L’emmental dans la tourmente de l’AOC suisse
La France est le premier pays producteur d’emmental avec 243 000 tonnes commercialisées en 2005, soit environ 50 % de la production totale d’emmental.
Au sein de cette production, deux IGP et une AOP existent : l’Emmental Est-Central et l’Emmental de Savoie, IGP françaises, et l’Allgäuer Emmentaler, AOP allemande. Ces AOP et IGP ne gênent pas la fabrication de l’emmental français car elles ont une portée limitée et un nom géographique qui limite la zone de production avec un savoir faire différent.
Il n’en va pas de même avec l’Emmentaler suisse qui demande l’accès à l’AOC en Suisse. Plusieurs oppositions françaises et allemandes ont été déposées dans le dossier auprès du Tribunal Fédéral helvétique qui devrait rendre son verdict quant au bien fondé de ces oppositions. Le Syndicat Interprofessionnel du Gruyère Français, un des opposants, base son argumentation sur le terme « Emmentaler ». « La demande d’AOC suisse porte exclusivement sur le terme Emmentaler, avertit Michel Roche, secrétaire général du SIGF. Celà condamne à terme la production d’emmental en Europe si l’AOC suisse est reconnue. Nous n’aurions pas fait opposition si la protection demandée portait sur le terme Emmentaler suivi du nom géographique correspondant à la zone de production et de transformation de ce fromage qui ne représente que 32 000 tonnes. »
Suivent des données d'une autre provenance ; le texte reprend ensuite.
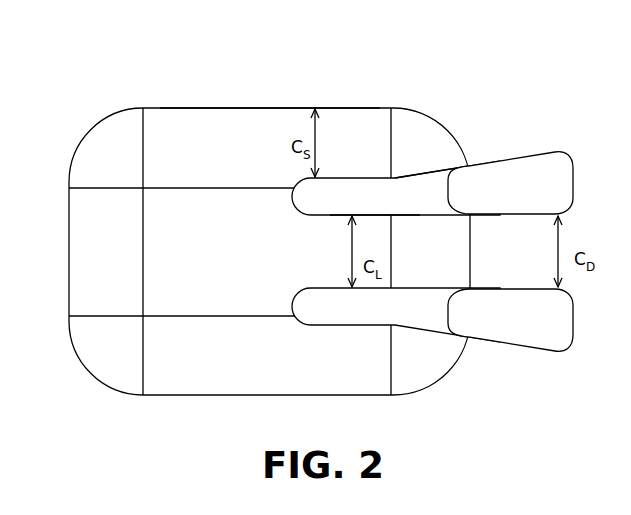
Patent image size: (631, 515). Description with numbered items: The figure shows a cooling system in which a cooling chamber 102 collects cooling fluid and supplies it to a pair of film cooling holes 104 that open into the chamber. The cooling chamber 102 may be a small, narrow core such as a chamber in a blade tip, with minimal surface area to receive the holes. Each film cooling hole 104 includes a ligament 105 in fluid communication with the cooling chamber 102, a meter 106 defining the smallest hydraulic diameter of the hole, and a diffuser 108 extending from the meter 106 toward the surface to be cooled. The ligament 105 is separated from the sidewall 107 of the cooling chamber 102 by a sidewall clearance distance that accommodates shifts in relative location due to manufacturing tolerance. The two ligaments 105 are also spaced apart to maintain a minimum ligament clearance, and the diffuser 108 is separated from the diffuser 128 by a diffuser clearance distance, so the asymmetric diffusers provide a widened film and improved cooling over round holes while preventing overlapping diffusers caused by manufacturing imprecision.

The cooling chamber 102 is at (168, 216).
The film cooling hole 104 is at (342, 192).
The ligament 105 is at (370, 193).
The meter 106 is at (398, 195).
The sidewall 107 is at (260, 107).
The diffuser 108 is at (522, 178).
The diffuser 128 is at (527, 328).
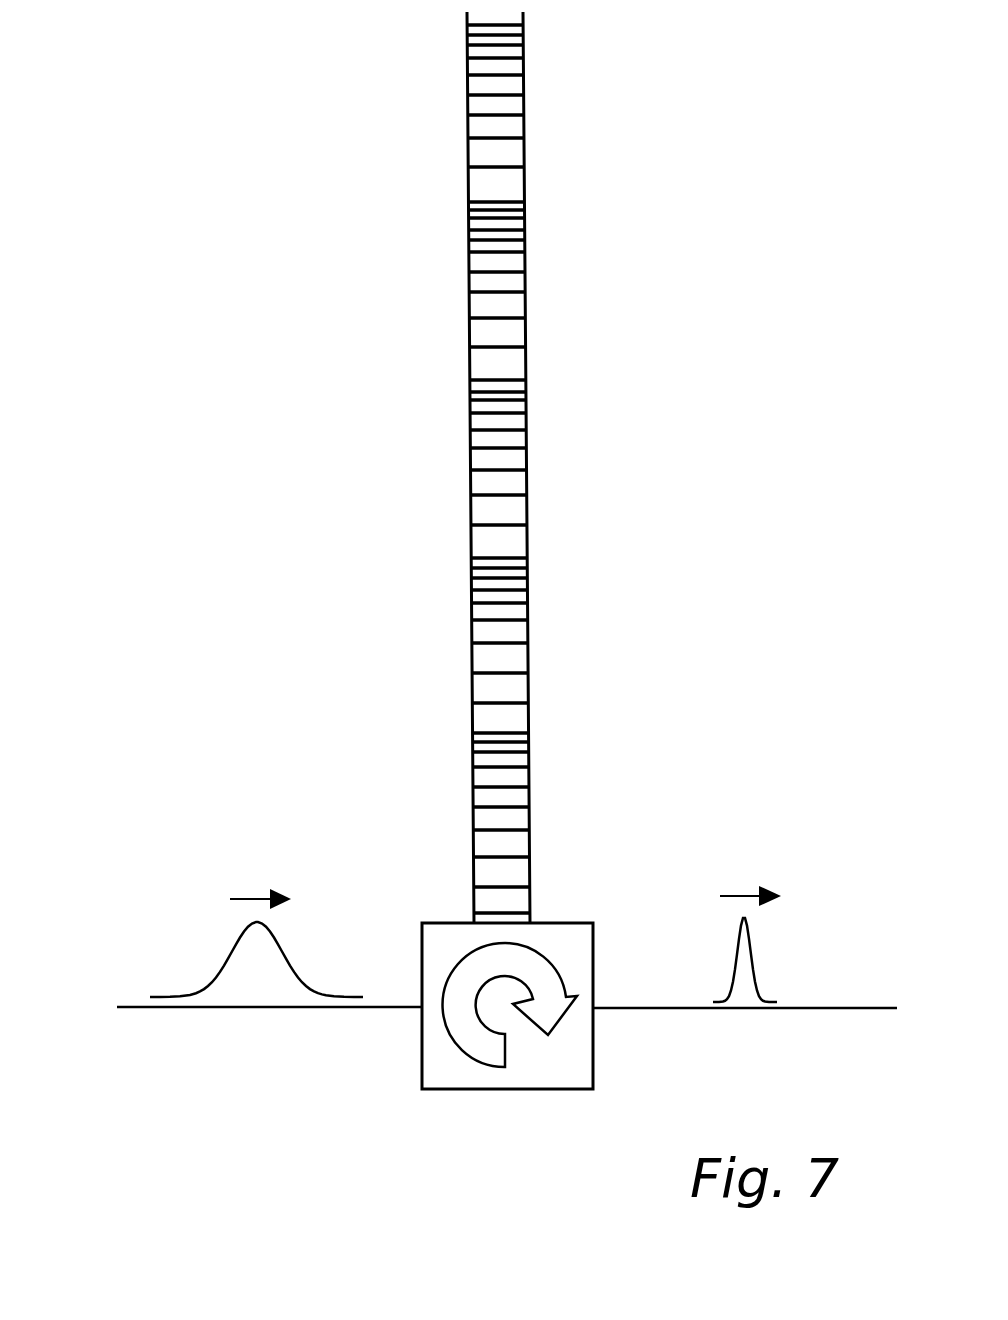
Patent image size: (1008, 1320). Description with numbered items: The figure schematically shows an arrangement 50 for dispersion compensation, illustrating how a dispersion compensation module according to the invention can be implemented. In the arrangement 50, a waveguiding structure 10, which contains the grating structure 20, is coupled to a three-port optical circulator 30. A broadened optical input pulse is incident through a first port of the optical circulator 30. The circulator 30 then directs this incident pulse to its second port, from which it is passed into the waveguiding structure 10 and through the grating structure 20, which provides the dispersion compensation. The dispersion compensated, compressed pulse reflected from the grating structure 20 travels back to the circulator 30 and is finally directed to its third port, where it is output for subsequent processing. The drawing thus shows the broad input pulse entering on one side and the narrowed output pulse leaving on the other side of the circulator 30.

The waveguiding structure 10 is at (528, 545).
The grating structure 20 is at (498, 340).
The three-port optical circulator 30 is at (460, 1090).
The arrangement 50 is at (203, 258).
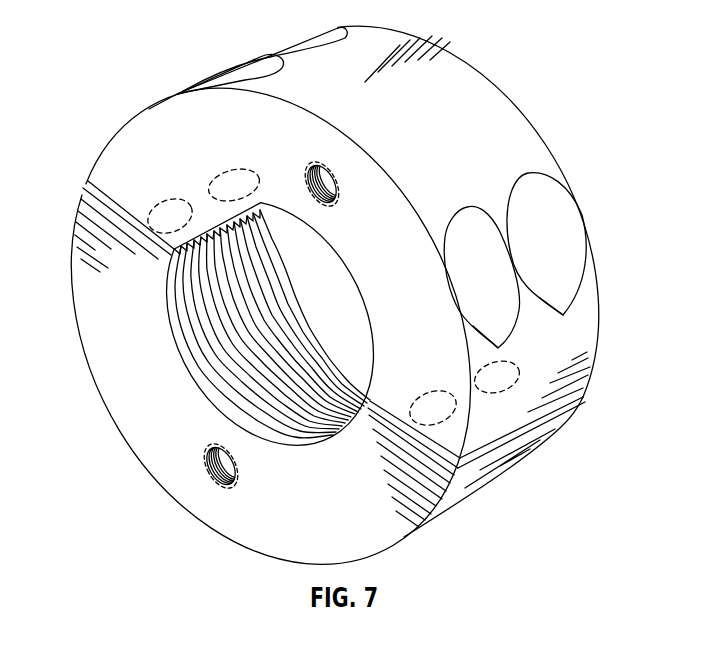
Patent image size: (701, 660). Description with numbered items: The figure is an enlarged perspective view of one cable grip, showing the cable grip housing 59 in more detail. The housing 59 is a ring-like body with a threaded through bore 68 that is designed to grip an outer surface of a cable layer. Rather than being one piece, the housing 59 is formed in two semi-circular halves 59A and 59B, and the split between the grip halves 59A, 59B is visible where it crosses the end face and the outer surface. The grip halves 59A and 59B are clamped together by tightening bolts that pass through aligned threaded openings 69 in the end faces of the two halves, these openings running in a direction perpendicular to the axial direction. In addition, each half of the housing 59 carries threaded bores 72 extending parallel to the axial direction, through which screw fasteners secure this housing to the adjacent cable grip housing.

The cable grip housing 59 is at (590, 181).
The grip half 59A is at (479, 84).
The grip half 59B is at (536, 449).
The threaded through bore 68 is at (222, 362).
The threaded openings 69 is at (88, 180).
The threaded bores 72 is at (311, 178).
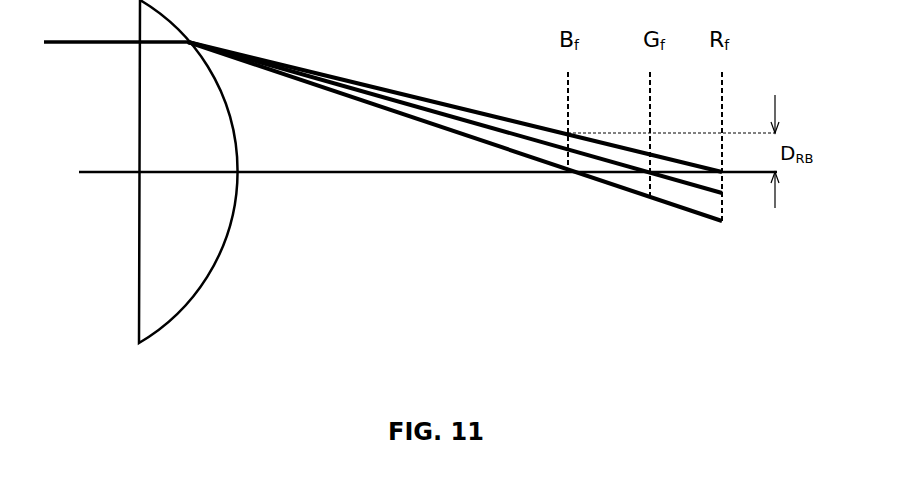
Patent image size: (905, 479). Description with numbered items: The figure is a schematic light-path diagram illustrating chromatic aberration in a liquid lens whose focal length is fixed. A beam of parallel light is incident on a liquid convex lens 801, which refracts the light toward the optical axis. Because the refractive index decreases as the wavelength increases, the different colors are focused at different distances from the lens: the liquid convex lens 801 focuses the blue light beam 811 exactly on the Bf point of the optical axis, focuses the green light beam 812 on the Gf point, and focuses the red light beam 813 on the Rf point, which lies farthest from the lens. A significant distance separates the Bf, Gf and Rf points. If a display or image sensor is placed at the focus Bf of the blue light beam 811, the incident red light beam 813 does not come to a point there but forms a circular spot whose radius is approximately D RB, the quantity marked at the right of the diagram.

The liquid convex lens 801 is at (218, 255).
The blue light beam 811 is at (608, 186).
The green light beam 812 is at (547, 144).
The red light beam 813 is at (512, 121).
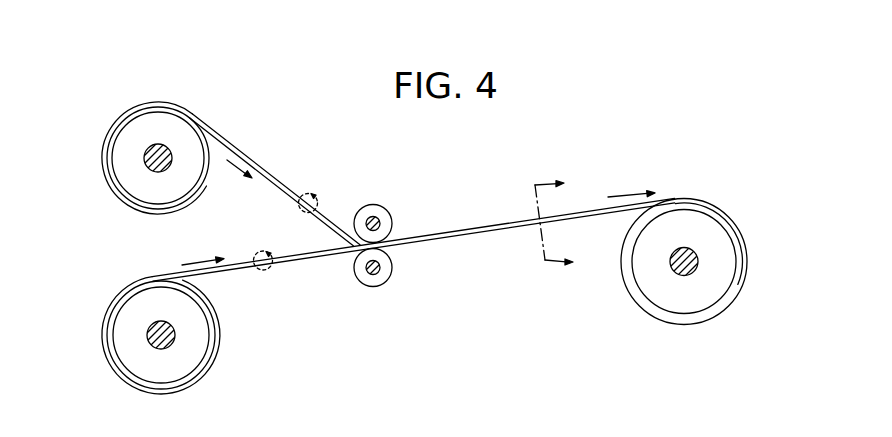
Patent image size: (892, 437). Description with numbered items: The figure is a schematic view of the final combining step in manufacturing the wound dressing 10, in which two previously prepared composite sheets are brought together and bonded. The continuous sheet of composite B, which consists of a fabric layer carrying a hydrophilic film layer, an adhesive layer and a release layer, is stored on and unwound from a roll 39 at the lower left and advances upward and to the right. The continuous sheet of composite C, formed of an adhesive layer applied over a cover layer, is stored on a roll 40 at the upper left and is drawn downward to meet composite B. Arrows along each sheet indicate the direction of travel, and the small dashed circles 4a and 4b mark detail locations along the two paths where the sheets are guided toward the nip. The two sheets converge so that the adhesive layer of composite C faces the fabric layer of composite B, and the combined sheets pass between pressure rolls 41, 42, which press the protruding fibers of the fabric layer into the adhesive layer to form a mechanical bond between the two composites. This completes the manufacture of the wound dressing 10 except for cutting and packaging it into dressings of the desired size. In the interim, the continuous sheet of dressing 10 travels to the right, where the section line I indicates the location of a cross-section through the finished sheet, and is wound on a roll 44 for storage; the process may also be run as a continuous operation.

The wound dressing 10 is at (468, 223).
The roll 39 is at (135, 357).
The roll 40 is at (140, 182).
The pressure roll 41 is at (378, 210).
The pressure roll 42 is at (383, 272).
The roll 44 is at (713, 247).
The guide roller 4a is at (326, 198).
The guide roller 4b is at (252, 251).
The composite B is at (221, 282).
The composite C is at (233, 136).
The section line I- I is at (576, 167).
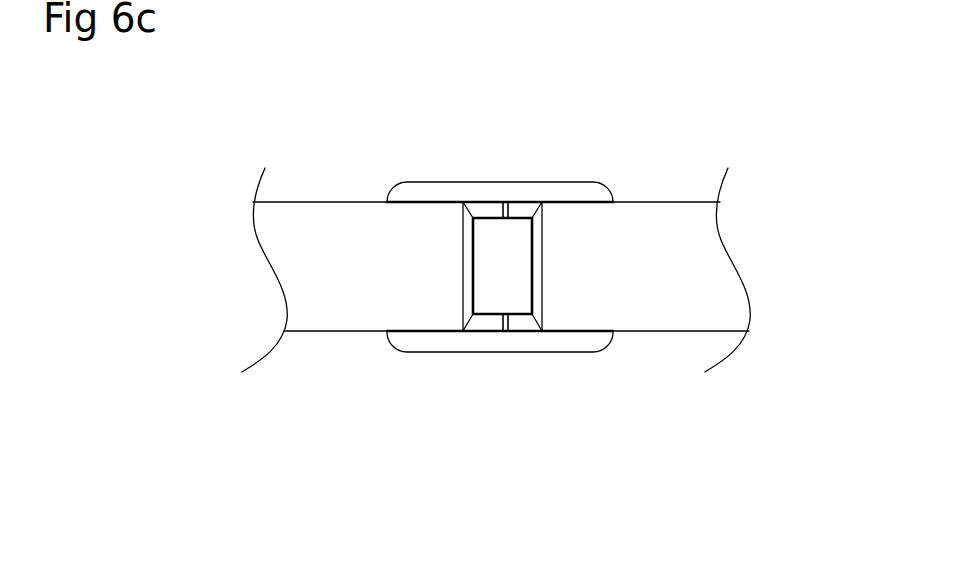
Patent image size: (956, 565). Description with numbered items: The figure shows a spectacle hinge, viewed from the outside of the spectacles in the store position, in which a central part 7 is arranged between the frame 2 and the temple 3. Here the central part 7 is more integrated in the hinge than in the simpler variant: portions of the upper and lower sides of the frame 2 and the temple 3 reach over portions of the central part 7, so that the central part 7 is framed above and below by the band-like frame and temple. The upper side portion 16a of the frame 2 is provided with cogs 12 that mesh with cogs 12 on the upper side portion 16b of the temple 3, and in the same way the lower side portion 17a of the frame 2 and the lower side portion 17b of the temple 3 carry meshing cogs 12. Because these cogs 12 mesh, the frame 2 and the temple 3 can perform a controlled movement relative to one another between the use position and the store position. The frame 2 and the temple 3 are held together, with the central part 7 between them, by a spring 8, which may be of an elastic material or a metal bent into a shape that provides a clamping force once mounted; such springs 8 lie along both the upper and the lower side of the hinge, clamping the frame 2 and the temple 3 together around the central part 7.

The frame 2 is at (358, 269).
The temple 3 is at (673, 260).
The central part 7 is at (500, 268).
The spring 8 is at (583, 192).
The cogs 12 is at (503, 212).
The upper side portion of the frame 16a is at (485, 322).
The upper side portion of the temple 16b is at (530, 325).
The lower side portion of the frame 17a is at (475, 210).
The lower side portion of the temple 17b is at (518, 210).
Il existe depuis 1999 un accord bilatéral entre la Suisse et l’Europe qui devait conduire à une reconnaissance mutuelle des produits fromagers. Un comité Suisse-Europe se réunit régulièrement pour finaliser cet accord. Que va-t-il en être maintenant puisque le nouveau règlement 510/2006 autorise les pays tiers (dont la Suisse) à enregistrer ou à s’opposer à l’enregistrement en AOP et IGP ?
L’emmental va-t-il devoir changer de nom ?
« Si la demande suisse d’enregistrement en AOC aboutit, et qu’elle est reconnue par la Commission Européenne en tant qu’AOP, l’Emmentaler serait alors dans le droit de demander la réservation du terme à son seul profit,s’inquiète Michel Roche. Les fabricants d’emmental européens pourraient se retrouver avec l’obligation de changer le nom de ce fromage à une échéance fixée par la Commission européenne. »
Aujourd’hui, le problème est devenu politique. Il faut convaincre les autorités suisses d’arrêter les dégâts. Il suffirait d’un geste simple par le rajout d’un nom géographique au terme Emmentaler, ce qui ne gênerait en rien la production et la renommée de ce fromage. Mais la Suisse aura-t-elle la volonté de calmer le jeu ?
Autre crainte du SIGF : voir Américains et Australiens se servir de l’exemple précis de ce dossier pour faire valoir leurs thèses anti-indications géographiques en démontrant le rôle néfaste des IG dans l’univers des produits de grande consommation. D’autant qu’à moindre échelle, un autre produit suisse pose le même problème, celui du Raclette qui demande la protection sans terme géographique et qui fait trembler les producteurs de raclette en France. Précisons que l’interprofession de l’Emmentaler a élu comme président un avocat d’affaires international et non un producteur comme cela est habituellement le cas.